Quid en cas d’accord avant que la vente forcée soit ordonnée ? La vente amiable avec l’accord des créanciers devrait évidemment rester possible. On ne comprendrait pas que cet accord ne permette pas de « sortir » de la procédure alors que celle-ci est moins avancée.

 

Quid du prix ? La loi n’en parle pas mais l’on imagine que l’accord des créanciers vaudra aussi pour la répartition du prix ; tel créancier sera d’accord pour vendre mais moyennant la remise de la somme de tant, si bien que la vente amiable s’accompagnera d’une répartition tout aussi amiable.

 

Cette méthode pourra poser difficulté en cas de vente d’un lot de copropriété. En effet, le texte vise l’accord du créancier mentionné au 1° bis de l’article 2374 du code civil, c’est-à-dire le syndic de copropriété. Il y a là une bizarrerie : ce créancier n’est privilégié que s’il fait opposition suite à la vente, mais il subordonnera son accord au paiement des charges qui lui sont dues ; comment alors expliquer aux autres créanciers qu’il sera payé en premier alors qu’il n’a pas encore fait opposition et n’est donc pas pour l’instant créancier privilégié de 1er rang ?

 

Seconde innovation dans l’hypothèse spécifique de la vente amiable autorisée par le juge. Il est bien expliqué dans la circulaire précitée que « dans sa rédaction antérieure à la loi de programmation 2018-2022 et de réforme pour la justice, l’article L. 322-4 du CPCE prévoyait qu’en cas de vente amiable sur autorisation judiciaire, « l’acte notarié de vente n’est établi que sur consignation du prix et des frais de la vente auprès de la Caisse des dépôts et consignations et justification du paiement des frais taxés ». Il imposait donc la consignation des frais de la vente c’est-à-dire des droits d’enregistrement, de la contribution de sécurité immobilière, des honoraires de la vente, de la taxe sur la valeur ajoutée due sur ces honoraires et des débours (qui incluent notamment le coût de l’état hypothécaire). Cette obligation n’était pas cohérente avec l’article L. 322-14 du CPCE, commun à la vente amiable sur autorisation judiciaire et à la vente par adjudication, qui ne prévoit pas la consignation des frais de la vente mais leur paiement ».

 

Désormais, l’acte notarié de vente ne sera « établi que sur consignation du prix auprès de la Caisse des dépôts et consignations et justification du paiement des frais de la vente et des frais taxés ». L’obligation de paiement des frais de la vente est maintenue, mais ils ne seront plus consignés à la Caisse des dépôts et consignations, ce qui permettra leur versement à leurs bénéficiaires.

 

On notera que ces dispositions sont d’application immédiate, dès le lendemain de la publication de la loi.

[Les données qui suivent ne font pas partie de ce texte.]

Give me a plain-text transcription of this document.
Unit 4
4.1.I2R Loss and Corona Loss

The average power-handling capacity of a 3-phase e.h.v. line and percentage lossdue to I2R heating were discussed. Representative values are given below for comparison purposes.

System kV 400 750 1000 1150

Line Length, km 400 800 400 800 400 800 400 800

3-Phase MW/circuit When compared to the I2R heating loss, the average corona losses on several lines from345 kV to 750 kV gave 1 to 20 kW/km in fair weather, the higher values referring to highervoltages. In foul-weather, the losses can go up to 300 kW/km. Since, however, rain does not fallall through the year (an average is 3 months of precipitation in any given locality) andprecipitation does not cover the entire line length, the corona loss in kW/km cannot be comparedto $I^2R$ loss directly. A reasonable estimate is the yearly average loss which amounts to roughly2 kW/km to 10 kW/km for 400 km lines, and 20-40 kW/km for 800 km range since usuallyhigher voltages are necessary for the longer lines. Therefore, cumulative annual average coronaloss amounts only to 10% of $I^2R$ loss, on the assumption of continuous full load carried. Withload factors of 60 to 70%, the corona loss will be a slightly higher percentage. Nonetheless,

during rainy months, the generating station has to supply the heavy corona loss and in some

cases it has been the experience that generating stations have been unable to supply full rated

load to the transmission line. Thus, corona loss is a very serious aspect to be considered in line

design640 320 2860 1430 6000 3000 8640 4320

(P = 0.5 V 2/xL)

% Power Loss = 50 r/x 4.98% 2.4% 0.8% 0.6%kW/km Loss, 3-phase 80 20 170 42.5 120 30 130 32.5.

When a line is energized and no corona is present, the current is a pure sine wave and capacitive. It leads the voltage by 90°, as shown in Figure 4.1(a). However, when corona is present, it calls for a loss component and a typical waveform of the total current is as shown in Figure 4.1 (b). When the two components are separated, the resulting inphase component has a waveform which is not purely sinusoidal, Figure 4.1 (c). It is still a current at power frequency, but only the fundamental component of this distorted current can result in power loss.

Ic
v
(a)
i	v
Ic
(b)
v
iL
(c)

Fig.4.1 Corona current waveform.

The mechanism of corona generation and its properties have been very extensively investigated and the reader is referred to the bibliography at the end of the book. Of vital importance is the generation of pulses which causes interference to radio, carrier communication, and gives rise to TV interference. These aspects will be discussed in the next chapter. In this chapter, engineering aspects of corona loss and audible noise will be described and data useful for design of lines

La circulaire précise à cet égard que « la vente de gré à gré des immeubles saisis sera autorisée après qu’un jugement d’orientation aura ordonné la vente forcée de l’immeuble saisi tant que les enchères ne seront pas ouvertes, à condition que le débiteur et ses créanciers autres que ceux mentionnés à l’article 2275 du code civil aient donné leur accord ; il appartiendra au notaire chargé de la vente de s’assurer de cet accord ; cette disposition s’applique à tous les immeubles pour lesquels les enchères n’ont pas encore été ouvertes ; elle ne s’applique donc pas en cas de surenchère ou de réitération des enchères ».

 

S’agissant des règles de la consignation en cas de vente amiable sur autorisation judiciaire, la circulaire précise que ces nouvelles dispositions s’appliqueront aux procédures en cours.